Job will say, “Naked I came into the earth, and naked I will leave.” This is after he has lost everything. Everything that we would say would fulfill your life, family is gone, money is gone, his real estate. Everything is gone.

But Job had an interesting perspective. He said, “I came into the world naked, I’m going to leave the world naked. If God owns everything, everything He gave me was His right to give me, and if He owns it, He can take whatever away since it’s His, whenever He wants to.” Here’s the deal, “Blessed be the name of the Lord.”

The only thing, this is a little window called time, and all eternity, my heart’s going to be aligned with Him. Now, did Job like it? No. Was he emotionally ticked off? Yes. Did he share it honestly with God? Yes. And as he grew and went through the process, God actually multiplied many times over what he originally had.

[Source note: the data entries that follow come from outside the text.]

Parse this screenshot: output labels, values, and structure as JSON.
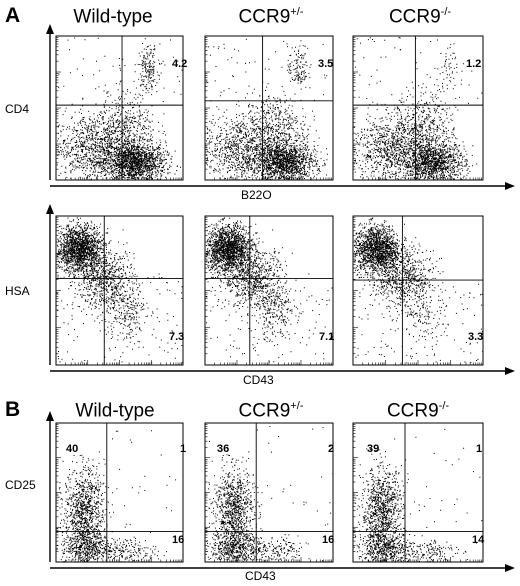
{
  "figure": {
    "panel_a": {
      "letter": "A",
      "columns": [
        {
          "name": "Wild-type",
          "sup": ""
        },
        {
          "name": "CCR9",
          "sup": "+/-"
        },
        {
          "name": "CCR9",
          "sup": "-/-"
        }
      ],
      "row1": {
        "y_label": "CD4",
        "x_label": "B22O",
        "plots": [
          {
            "quadrant_value": "4.2"
          },
          {
            "quadrant_value": "3.5"
          },
          {
            "quadrant_value": "1.2"
          }
        ]
      },
      "row2": {
        "y_label": "HSA",
        "x_label": "CD43",
        "plots": [
          {
            "quadrant_value": "7.3"
          },
          {
            "quadrant_value": "7.1"
          },
          {
            "quadrant_value": "3.3"
          }
        ]
      }
    },
    "panel_b": {
      "letter": "B",
      "columns": [
        {
          "name": "Wild-type",
          "sup": ""
        },
        {
          "name": "CCR9",
          "sup": "+/-"
        },
        {
          "name": "CCR9",
          "sup": "-/-"
        }
      ],
      "y_label": "CD25",
      "x_label": "CD43",
      "plots": [
        {
          "upper_left": "40",
          "upper_right": "1",
          "lower_right": "16"
        },
        {
          "upper_left": "36",
          "upper_right": "2",
          "lower_right": "16"
        },
        {
          "upper_left": "39",
          "upper_right": "1",
          "lower_right": "14"
        }
      ]
    },
    "style": {
      "ink": "#000000",
      "background": "#ffffff"
    }
  }
}
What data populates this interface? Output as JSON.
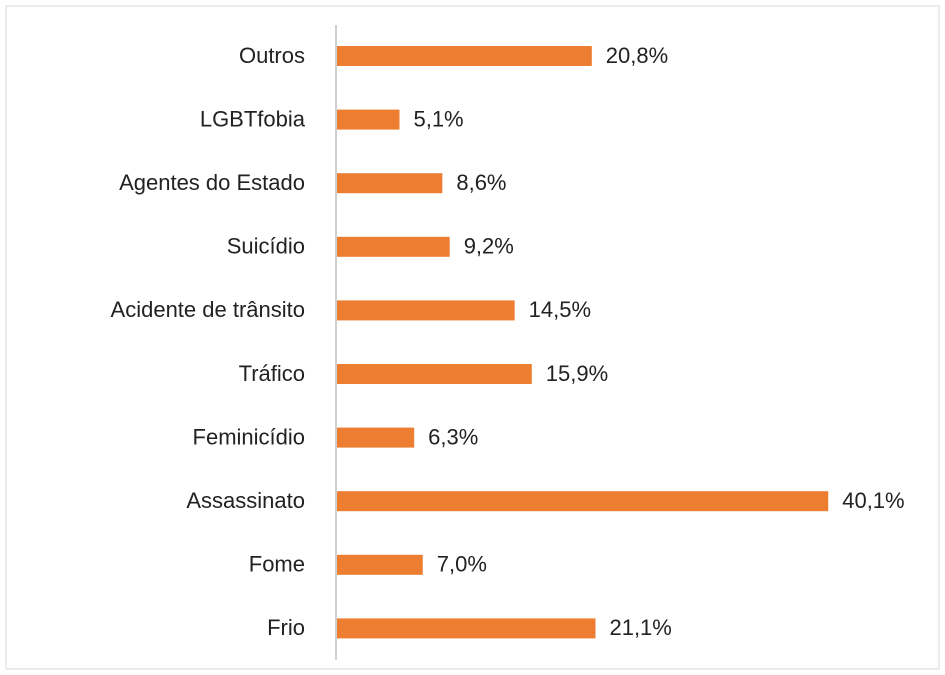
{
  "chart_data": {
    "type": "bar",
    "orientation": "horizontal",
    "categories": [
      "Outros",
      "LGBTfobia",
      "Agentes do Estado",
      "Suicídio",
      "Acidente de trânsito",
      "Tráfico",
      "Feminicídio",
      "Assassinato",
      "Fome",
      "Frio"
    ],
    "values": [
      20.8,
      5.1,
      8.6,
      9.2,
      14.5,
      15.9,
      6.3,
      40.1,
      7.0,
      21.1
    ],
    "value_labels": [
      "20,8%",
      "5,1%",
      "8,6%",
      "9,2%",
      "14,5%",
      "15,9%",
      "6,3%",
      "40,1%",
      "7,0%",
      "21,1%"
    ],
    "color": "#ED7D31"
  }
}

But you need to understand, we have some of our kids who are walking away from God. I just talked with a guy last week and he has a late teenager, early college-aged son and he came to me and he said, “Dad, you know, I’m just, I’m done with being a Christian.” And his dad said, “Why?” “Well, hey, and, you know. The Bible says you’re supposed to pray and I prayed really hard about this and this and I’ve been praying about it for months and God hasn’t given it to me. If He’s not giving me what I want, why should I follow Him?”

Do you understand his theology? God owes me, the God that created all that there is and sent His Son to die in my place, His primary job is to make me self-fulfilled, give me what I want, I’m a consumer. And if God doesn’t show up on time with giving me what I want, how I want it, He’s gone.”

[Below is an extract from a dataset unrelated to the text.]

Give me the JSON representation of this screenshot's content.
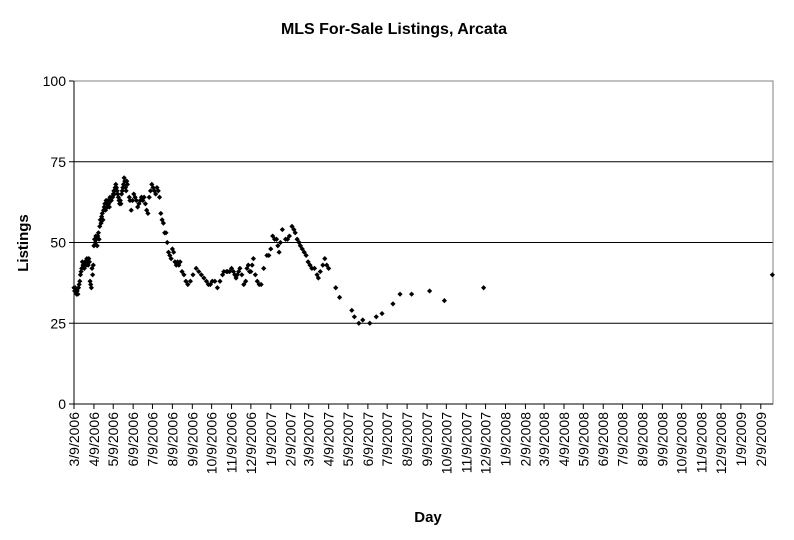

Do you understand how opposite that is? How warped that is? That’s not a theology of stewardship. That’s a theology of narcissism. That’s a theology of consumerism. And that’s a theology of materialism.

And if you don’t start young and teach your kids a theology of stewardship, they will grow up thinking more and more and more will satisfy, God owes them as well as everyone else. And when they don’t get what they want, when they want it, they’re devastated.

But it plays over more than just money. When the marriage isn’t what they want, how they want it, they’ll find someone new. Theology of stewardship, the money talk, is so, very, very important.